Steve Corneli, senior vice president of policy and strategy at NRG Energy Inc., one of the large mainstream energy companies entering the community solar market, said that in the next four to five years community solar will be even more competitive with retail electricity rates.
“Especially where the policies are friendly and not handicapping community solar, it will be the first choice for cost and environmental attributes,” he said.
Developers, analysts and utilities predict that the pace of community solar will continue to grow in the future as prices of solar decline and more utilities get involved. In 2015 and 2016, the total amount of community solar projects installed is projected to increase by seven-fold, GTM Research estimates.
The drive for the large push in installments by the end of 2016 is largely because a 30 percent federal solar investment tax credit for residential and commercial properties is set to expire. After Dec. 31, 2016, the commercial credit will drop to 10 percent and the residential credit will drop to zero unless Congress extends the deadline.
Corneli said that while the investment tax credit and the state net metering policies are helping community solar grow, they won't be necessary in the future.

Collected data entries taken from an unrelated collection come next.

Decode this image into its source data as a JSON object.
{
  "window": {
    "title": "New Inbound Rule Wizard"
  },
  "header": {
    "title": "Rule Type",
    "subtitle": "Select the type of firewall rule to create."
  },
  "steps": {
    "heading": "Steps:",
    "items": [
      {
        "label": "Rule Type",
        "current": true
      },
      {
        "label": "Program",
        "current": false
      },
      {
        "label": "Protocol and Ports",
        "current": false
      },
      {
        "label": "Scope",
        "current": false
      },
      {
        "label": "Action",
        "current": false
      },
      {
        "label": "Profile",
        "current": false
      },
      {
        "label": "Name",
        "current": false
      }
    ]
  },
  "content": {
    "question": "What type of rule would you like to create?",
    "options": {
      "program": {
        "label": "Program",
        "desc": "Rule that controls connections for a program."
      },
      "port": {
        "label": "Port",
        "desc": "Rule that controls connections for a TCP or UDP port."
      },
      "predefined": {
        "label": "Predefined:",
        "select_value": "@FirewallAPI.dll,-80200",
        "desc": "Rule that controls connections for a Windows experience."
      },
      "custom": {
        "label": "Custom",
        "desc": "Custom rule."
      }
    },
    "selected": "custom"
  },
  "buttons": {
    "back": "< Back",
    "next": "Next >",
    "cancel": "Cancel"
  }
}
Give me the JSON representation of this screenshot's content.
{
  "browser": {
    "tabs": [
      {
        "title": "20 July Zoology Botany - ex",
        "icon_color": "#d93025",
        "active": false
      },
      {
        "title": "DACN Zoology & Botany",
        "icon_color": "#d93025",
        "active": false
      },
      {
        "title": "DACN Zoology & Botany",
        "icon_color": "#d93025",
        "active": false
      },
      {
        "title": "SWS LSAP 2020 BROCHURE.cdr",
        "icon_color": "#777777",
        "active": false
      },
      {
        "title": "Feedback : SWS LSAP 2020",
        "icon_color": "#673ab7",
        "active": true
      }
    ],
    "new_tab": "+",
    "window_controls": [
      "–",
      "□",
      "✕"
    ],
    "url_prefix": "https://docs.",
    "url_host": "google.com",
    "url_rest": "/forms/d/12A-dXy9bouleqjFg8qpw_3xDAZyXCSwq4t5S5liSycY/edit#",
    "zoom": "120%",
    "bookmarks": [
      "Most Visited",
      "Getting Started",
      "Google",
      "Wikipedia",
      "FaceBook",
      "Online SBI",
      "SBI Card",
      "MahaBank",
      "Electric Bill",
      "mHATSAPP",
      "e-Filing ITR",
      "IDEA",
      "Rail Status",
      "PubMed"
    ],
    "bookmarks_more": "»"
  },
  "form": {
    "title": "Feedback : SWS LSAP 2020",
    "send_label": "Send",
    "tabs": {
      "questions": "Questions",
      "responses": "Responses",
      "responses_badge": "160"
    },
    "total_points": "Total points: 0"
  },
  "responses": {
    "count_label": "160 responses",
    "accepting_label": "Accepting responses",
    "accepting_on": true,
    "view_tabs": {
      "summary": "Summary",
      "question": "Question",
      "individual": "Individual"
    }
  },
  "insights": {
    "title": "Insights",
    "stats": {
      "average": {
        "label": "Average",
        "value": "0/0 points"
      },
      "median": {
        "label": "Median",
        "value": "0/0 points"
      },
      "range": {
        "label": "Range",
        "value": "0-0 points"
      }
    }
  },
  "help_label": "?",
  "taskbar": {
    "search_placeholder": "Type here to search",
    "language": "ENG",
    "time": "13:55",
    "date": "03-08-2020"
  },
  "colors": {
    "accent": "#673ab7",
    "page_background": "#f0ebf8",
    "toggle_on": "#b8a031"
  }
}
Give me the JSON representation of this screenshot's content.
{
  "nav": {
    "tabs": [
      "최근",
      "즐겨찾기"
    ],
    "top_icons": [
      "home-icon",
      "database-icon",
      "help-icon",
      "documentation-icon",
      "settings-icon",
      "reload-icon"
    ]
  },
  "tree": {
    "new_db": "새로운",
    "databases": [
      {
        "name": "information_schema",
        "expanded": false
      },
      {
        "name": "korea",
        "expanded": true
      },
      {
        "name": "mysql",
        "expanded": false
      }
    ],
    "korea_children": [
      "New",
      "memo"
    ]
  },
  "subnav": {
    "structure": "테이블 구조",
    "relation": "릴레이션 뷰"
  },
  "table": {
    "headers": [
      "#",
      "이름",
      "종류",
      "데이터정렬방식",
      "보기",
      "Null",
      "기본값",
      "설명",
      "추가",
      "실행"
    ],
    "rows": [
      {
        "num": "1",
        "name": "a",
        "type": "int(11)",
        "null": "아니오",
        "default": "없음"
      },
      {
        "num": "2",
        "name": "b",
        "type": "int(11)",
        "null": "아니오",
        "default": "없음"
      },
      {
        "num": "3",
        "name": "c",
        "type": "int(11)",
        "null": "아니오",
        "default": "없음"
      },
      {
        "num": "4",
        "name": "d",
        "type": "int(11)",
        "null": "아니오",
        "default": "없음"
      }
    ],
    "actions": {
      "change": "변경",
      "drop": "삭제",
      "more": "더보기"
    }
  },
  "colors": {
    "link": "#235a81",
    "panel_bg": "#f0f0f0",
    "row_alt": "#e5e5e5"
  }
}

“By maintaining the kinds of shared solar-friendly policies we have today, that gets us to the point that at the end of the decade they are no longer essential,” he said. At that point, all community solar will need is commercially friendly policies to keep it growing, he said.
Xcel's Prager agreed. “The more you see the price of solar go down, the less you're going to need the subsidies in place,” he said. “I think there's a really bright future for solar garden.”
In the end, the key lever to continued community solar growth is the entrance of more major, established-energy companies, such as NRG, and more utilities, Honeyman said.
“In the long term, every developer of solar projects, regardless of market segment right now, has to be thinking about how they can make a play in community solar,” he said. “In the very long term, it will be right up there with the other market segments. It’s really just a function of the timeline for other major players entering the space and the level and pace of adoption from other utilities.”